Arriving at the 6th Siding
Mountain View Museum (Olds Historical Society)
In 1890, a rail handcart moved down a ribbon of steel, the Calgary and Edmonton Rail line that was under construction. Mr. David Shannon, the section foreman, looked around at the land as he pumped his cart to the 6th siding. He saw a sea of grass to the east, and grass quickly rising to dense forests and the snow-capped Rocky Mountains to the west. He decided that this was the place for his family to settle. He claimed squatters' rights, and then filed a $10 request for his quarter section under the 1872 Dominion Lands Act.

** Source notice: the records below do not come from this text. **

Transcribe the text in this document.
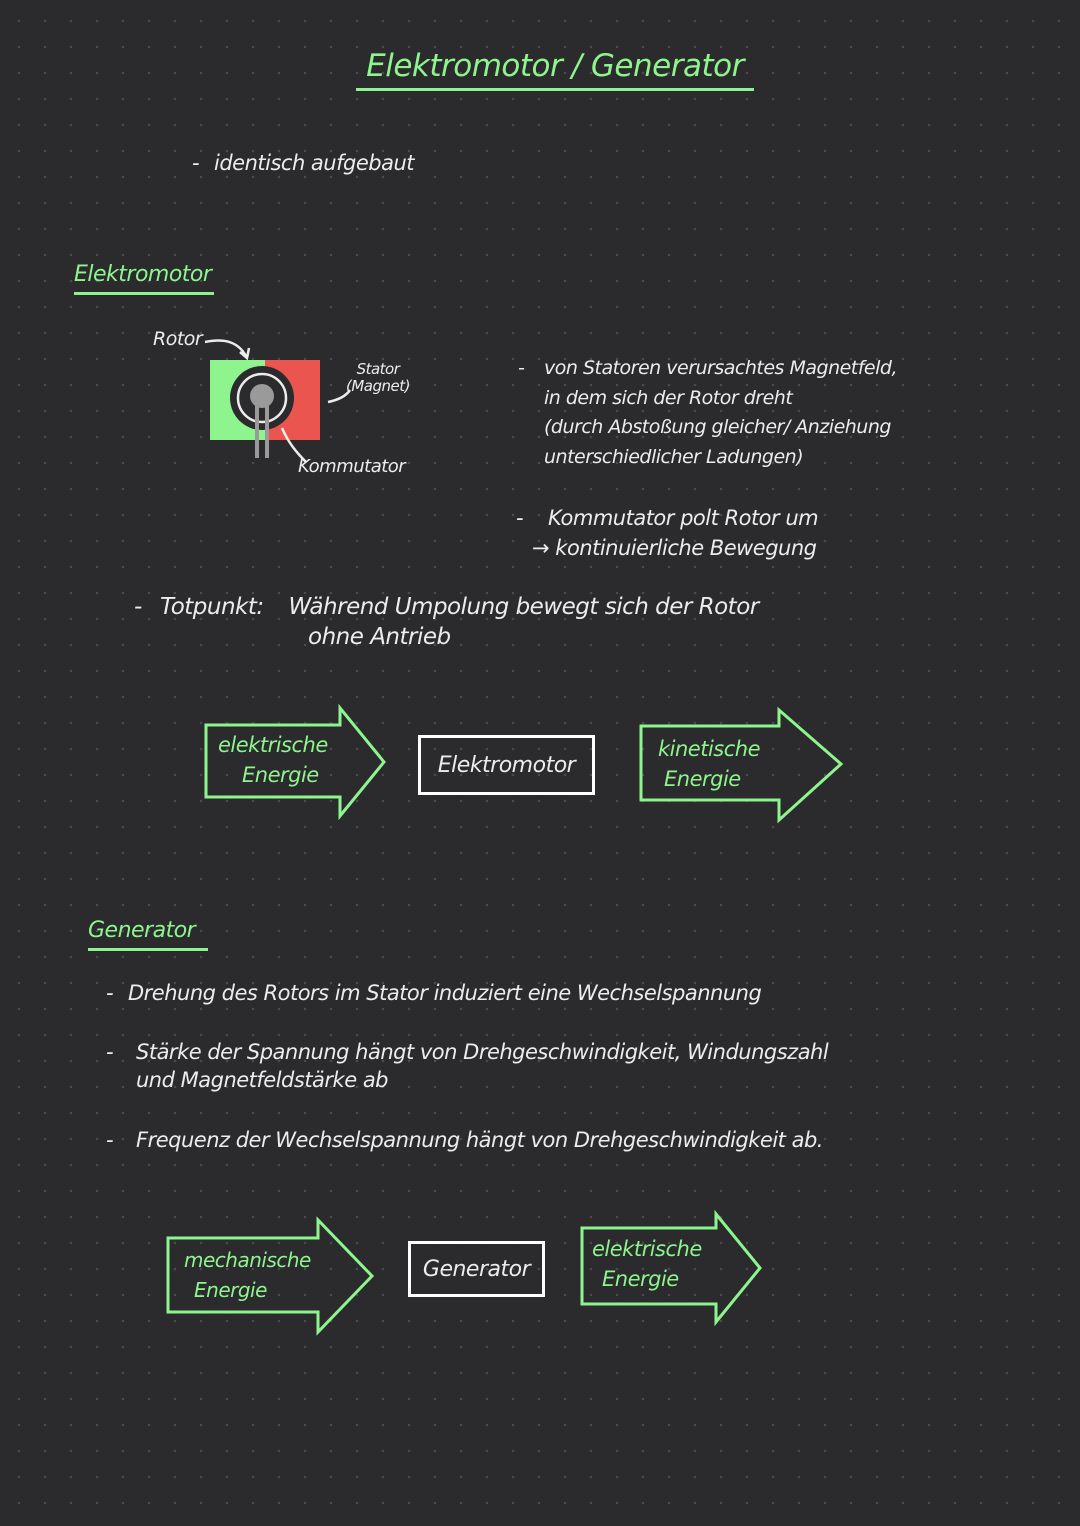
Elektromotor / Generator
- identisch aufgebaut
Elektromotor
Rotor
Stator
(Magnet)
Kommutator
- von Statoren verursachtes Magnetfeld,
in dem sich der Rotor dreht
(durch Abstoßung gleicher/ Anziehung
unterschiedlicher Ladungen)
- Kommutator polt Rotor um
→ kontinuierliche Bewegung
- Totpunkt: Während Umpolung bewegt sich der Rotor
ohne Antrieb
elektrische
Energie	Elektromotor
kinetische
Energie
Generator
- Drehung des Rotors im Stator induziert eine Wechselspannung
- Stärke der Spannung hängt von Drehgeschwindigkeit, Windungszahl
und Magnetfeldstärke ab
- Frequenz der Wechselspannung hängt von Drehgeschwindigkeit ab.
mechanische
Energie
Generator
elektrische
Energie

He was the first to settle the land by the 6th siding, named Olds in 1891.
Irish-born railway man, David Shannon immigrated to Canada to construct the CPR from Montréal to the Golden Spike. His family claims many firsts: his wife was the first white woman, and his daughter the first white baby born, in the soon-to-be town of Olds. Shannon became the stationmaster and a homesteader. He and his sons later constructed homes in Olds that still stand today.

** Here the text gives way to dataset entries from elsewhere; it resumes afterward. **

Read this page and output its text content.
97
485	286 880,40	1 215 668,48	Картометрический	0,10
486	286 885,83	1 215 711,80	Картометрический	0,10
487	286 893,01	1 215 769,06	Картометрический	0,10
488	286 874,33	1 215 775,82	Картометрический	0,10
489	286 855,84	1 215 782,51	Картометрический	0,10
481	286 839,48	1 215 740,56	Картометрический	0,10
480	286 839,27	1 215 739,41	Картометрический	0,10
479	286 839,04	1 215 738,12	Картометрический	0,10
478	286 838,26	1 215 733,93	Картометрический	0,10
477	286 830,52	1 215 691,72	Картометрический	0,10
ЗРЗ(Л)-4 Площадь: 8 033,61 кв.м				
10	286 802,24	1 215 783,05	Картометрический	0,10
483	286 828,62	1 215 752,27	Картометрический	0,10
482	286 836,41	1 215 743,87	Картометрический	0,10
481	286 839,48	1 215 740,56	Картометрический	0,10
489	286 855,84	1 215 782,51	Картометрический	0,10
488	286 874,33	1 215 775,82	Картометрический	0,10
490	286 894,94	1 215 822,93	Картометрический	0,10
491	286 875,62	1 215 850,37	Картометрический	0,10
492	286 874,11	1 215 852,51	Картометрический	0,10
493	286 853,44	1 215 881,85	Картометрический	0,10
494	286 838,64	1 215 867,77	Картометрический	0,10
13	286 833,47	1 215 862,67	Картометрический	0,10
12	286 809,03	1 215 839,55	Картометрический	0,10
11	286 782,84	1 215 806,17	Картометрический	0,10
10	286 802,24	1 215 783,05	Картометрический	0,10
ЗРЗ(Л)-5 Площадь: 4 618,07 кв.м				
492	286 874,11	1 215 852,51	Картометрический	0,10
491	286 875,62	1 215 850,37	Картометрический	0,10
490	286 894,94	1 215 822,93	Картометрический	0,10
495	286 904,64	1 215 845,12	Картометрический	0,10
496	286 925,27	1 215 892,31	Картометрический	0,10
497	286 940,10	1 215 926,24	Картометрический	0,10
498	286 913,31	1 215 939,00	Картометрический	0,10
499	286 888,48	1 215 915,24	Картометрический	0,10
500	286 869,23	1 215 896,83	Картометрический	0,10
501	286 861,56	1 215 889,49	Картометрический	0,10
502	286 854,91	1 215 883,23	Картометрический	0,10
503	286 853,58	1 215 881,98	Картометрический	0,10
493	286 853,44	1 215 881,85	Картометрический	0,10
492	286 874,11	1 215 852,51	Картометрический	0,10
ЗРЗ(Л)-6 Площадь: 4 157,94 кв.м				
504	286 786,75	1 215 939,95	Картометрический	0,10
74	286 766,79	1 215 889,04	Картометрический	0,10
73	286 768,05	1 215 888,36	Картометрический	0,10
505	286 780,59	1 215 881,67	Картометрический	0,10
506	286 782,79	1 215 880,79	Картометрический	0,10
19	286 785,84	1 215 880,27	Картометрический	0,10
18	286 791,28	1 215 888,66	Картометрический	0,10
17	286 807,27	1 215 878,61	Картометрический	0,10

We chronicle, from 1890 to 1914, the trickle and then flood of homesteaders, job seekers, and businessmen that decided, like Shannon, to make their new life in and near Olds.
Sourcing books, records, diary entries, letters, images, family memories (written and oral), we look into these settlers' lives, their challenges, their leisure, their tools and technologies that helped them to successfully build Olds.
"In less than fifteen years, a little empty spot on the virgin prairie had been transformed to a vibrant centre of farming and lumbering, served by a progressive business community which now stood ready to assume the status of a town” [from The History of Olds and Area, published by History Committee–Town of Olds].